Vorteil: Man sieht den Dreck nicht.
Nachteil: Paßt nicht.
Nun ja, die Ferse an und für sich paßt mittlerweile (so ungefähr beim 5. Versuch) zwar wunderbar, und die Fußlänge kommt inzwischen auch hin. Aber wer braucht schon eine Ferse an und für sich betrachtet? Der Fuß paßt nämlich kaum noch rein. Quer über's Gelenk und dann auch noch schräg reicht komischerweise die Maschenanzahl vom eher schmalen Vorderfüßchen nicht mehr aus. Zumal die verstärkten Maschen das ganze nicht unbedingt elasthetischer nachen, würde ich sagen.
Maschen zunehmen, denkt man sich also und macht sich auf die Suche nach dem Link zu einer höchst lesenswerten Sockenhistorie. Dieser befindet sich sogar genau dort, wo er sein sollte, und nachdem ich mich nun also in meinem Verdacht bestätigt sah, werde ich bei Gelegenheit mal wieder aufribbeln.

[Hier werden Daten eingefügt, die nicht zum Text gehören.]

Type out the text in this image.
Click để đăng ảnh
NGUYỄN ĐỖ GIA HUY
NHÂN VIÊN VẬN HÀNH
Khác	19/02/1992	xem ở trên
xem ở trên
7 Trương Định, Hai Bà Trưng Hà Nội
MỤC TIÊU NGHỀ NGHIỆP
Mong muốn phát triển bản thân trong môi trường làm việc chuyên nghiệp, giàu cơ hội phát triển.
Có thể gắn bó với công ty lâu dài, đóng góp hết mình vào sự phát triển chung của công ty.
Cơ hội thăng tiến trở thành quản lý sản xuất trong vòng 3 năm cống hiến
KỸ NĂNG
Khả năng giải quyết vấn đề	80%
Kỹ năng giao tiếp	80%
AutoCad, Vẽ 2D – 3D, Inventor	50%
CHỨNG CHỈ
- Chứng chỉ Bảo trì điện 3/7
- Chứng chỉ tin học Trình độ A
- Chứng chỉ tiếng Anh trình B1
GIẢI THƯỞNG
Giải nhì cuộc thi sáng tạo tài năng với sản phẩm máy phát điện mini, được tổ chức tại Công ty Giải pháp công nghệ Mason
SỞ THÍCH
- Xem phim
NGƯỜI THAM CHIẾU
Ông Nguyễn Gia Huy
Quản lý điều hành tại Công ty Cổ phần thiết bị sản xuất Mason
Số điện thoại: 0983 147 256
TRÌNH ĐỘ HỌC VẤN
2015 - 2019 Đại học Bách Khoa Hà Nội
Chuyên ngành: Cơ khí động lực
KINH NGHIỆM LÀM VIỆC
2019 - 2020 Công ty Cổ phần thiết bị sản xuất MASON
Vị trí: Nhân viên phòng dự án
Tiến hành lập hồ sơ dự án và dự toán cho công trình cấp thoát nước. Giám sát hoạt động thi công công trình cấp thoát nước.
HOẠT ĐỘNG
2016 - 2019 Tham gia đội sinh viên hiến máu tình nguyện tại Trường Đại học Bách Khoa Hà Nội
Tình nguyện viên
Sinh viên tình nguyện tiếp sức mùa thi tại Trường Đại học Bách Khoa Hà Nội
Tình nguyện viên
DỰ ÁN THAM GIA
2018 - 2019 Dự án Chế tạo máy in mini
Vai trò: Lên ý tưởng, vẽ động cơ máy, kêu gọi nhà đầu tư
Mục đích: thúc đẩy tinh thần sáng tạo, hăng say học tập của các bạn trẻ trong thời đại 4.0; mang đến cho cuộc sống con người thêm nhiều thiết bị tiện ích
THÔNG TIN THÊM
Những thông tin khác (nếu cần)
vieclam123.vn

Muß ich wirklich noch erwähnen, daß der seltsame farblich im (ja, miesen!) Bild etwas verschwindende Messingvierkantspieß die Größe der Belüftungsdingense (-schlitze paßt nicht so recht, aber wie klingt denn bitte "Belüftungsloch"?) dokumentieren soll? Eingeweihte wissen Kantaten davon zu singen...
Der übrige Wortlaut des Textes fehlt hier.